I forgot to say but you can use the Power BI Path function to get the whole chain of mails in one column which would be really useful for this.
Good day, pbiuseruk.
Thank you for taking the time to respond. Greatly appreciated. I am working on it this week, so will respond back accordingly. As for the Path function, can you give me an example on how to use as I am not a PBI expert, but a newby.
Thank you,
No problem and sure,
The path function works on parent-child relationships and can pull in the whole chain into one field value.
This is the documentation: https://learn.microsoft.com/en-us/dax/path-function-dax
This is an example: = PATH(Employee[EmployeeKey], Employee[ParentEmployeeKey])

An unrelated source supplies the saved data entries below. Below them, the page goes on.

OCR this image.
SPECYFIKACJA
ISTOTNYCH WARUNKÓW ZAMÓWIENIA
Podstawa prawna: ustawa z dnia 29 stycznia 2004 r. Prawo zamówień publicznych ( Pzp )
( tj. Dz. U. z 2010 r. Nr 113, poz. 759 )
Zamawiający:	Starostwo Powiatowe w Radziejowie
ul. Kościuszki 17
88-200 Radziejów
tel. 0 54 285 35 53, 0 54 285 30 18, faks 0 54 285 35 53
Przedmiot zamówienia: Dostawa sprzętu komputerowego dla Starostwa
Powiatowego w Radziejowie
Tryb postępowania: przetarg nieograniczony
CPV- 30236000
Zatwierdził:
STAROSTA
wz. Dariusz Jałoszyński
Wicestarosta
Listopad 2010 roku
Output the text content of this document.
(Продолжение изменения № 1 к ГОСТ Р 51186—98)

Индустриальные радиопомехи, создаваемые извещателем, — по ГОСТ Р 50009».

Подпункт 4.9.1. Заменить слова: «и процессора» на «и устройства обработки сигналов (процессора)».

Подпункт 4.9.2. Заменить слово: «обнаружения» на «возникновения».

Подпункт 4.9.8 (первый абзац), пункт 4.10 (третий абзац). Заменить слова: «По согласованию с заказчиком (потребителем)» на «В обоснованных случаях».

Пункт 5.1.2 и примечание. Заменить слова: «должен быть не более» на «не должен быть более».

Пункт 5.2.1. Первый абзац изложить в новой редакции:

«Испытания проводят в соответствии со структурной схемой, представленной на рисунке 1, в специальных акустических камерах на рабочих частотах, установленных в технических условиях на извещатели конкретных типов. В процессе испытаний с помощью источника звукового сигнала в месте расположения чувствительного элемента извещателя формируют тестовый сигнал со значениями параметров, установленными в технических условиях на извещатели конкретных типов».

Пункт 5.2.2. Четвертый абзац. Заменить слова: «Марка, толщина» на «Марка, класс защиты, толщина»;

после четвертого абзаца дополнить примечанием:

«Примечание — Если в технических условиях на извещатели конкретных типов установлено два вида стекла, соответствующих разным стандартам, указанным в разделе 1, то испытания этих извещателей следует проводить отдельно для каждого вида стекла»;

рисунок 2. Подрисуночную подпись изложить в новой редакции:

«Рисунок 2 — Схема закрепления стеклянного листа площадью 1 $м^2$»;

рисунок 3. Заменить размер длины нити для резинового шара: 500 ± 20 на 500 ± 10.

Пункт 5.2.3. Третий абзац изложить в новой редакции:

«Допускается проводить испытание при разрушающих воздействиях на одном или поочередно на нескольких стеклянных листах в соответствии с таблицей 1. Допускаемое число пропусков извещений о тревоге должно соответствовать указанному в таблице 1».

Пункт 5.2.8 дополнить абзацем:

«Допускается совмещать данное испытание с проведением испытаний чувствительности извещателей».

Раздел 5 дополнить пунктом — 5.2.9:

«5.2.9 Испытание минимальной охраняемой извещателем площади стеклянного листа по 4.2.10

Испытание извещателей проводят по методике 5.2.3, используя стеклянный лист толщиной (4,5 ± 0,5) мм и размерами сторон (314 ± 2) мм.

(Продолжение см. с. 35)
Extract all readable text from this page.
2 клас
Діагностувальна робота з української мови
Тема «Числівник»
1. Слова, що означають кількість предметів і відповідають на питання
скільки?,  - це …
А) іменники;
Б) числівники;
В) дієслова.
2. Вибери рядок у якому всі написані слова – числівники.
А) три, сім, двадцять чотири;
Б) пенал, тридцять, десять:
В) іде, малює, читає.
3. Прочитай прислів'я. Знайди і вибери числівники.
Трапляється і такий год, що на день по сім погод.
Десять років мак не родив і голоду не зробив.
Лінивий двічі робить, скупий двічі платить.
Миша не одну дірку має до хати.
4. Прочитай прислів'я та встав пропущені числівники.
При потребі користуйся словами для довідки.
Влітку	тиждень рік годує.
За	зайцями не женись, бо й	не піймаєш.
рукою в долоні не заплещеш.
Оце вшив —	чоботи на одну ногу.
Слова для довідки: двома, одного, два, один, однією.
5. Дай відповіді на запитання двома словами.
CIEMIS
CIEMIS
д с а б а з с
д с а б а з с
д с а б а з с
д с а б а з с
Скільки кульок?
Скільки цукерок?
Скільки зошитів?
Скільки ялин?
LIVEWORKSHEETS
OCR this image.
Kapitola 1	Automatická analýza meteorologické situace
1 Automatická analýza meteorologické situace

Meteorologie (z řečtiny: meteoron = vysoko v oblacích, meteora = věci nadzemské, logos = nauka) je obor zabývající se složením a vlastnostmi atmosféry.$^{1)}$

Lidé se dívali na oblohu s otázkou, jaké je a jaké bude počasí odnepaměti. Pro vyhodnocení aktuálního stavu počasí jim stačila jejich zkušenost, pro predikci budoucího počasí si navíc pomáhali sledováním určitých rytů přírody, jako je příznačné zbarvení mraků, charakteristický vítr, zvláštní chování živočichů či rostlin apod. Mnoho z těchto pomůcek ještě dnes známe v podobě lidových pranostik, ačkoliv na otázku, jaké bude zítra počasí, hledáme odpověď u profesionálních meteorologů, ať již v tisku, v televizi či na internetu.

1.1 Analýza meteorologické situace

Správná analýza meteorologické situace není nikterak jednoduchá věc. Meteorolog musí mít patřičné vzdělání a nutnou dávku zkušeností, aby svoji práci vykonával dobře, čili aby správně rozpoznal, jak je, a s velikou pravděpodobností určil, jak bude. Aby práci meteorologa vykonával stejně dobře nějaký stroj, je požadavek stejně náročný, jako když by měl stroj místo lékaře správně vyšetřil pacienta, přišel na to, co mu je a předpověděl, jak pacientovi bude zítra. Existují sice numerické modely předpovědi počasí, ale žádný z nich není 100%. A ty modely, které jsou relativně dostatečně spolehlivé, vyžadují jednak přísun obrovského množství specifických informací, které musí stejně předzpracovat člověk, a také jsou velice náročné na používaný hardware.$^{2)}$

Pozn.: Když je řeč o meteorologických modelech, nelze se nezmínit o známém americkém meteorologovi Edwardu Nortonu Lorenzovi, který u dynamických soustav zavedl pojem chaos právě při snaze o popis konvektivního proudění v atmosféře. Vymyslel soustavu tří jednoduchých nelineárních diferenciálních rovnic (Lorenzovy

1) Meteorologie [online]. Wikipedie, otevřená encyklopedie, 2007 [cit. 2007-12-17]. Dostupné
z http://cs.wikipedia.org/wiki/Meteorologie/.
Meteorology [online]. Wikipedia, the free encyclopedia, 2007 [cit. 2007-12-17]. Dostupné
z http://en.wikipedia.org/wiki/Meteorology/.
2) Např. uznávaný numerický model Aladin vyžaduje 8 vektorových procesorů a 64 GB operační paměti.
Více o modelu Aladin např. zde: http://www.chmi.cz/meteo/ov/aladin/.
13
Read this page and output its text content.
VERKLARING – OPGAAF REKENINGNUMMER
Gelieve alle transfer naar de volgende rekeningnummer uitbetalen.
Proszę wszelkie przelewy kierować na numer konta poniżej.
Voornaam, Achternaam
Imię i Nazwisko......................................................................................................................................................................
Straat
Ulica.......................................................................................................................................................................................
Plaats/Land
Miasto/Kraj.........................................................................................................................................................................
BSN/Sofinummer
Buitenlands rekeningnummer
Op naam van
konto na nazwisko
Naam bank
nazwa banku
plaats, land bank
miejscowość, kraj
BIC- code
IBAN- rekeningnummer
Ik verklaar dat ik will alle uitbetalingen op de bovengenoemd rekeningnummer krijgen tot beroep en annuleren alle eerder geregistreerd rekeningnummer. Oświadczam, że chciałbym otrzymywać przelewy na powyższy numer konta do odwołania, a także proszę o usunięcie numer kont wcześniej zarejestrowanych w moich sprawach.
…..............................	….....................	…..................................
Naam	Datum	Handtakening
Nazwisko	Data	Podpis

In this example we'd replace the first parameter with id and the second parameter with the InReplyTo field. This will basically make a chain of ids that will lead to the ultimate parent like this:
emailid1, emailid2,..... emailid ultimate parent. This would be useful if you wanted to find out the time taken between any selected mail and the initial mail that triggered the chain.
What you could quite easily do with this is extract out the last emailid (which would be the parent email id and the first email as part of the chain). Then you can lookup that email id and pull back the timestamp for it. Then you can make a column or measure that would show the duration (current emails timestamp - parent emails timestamp).
Just some random suggestions but hope it helps.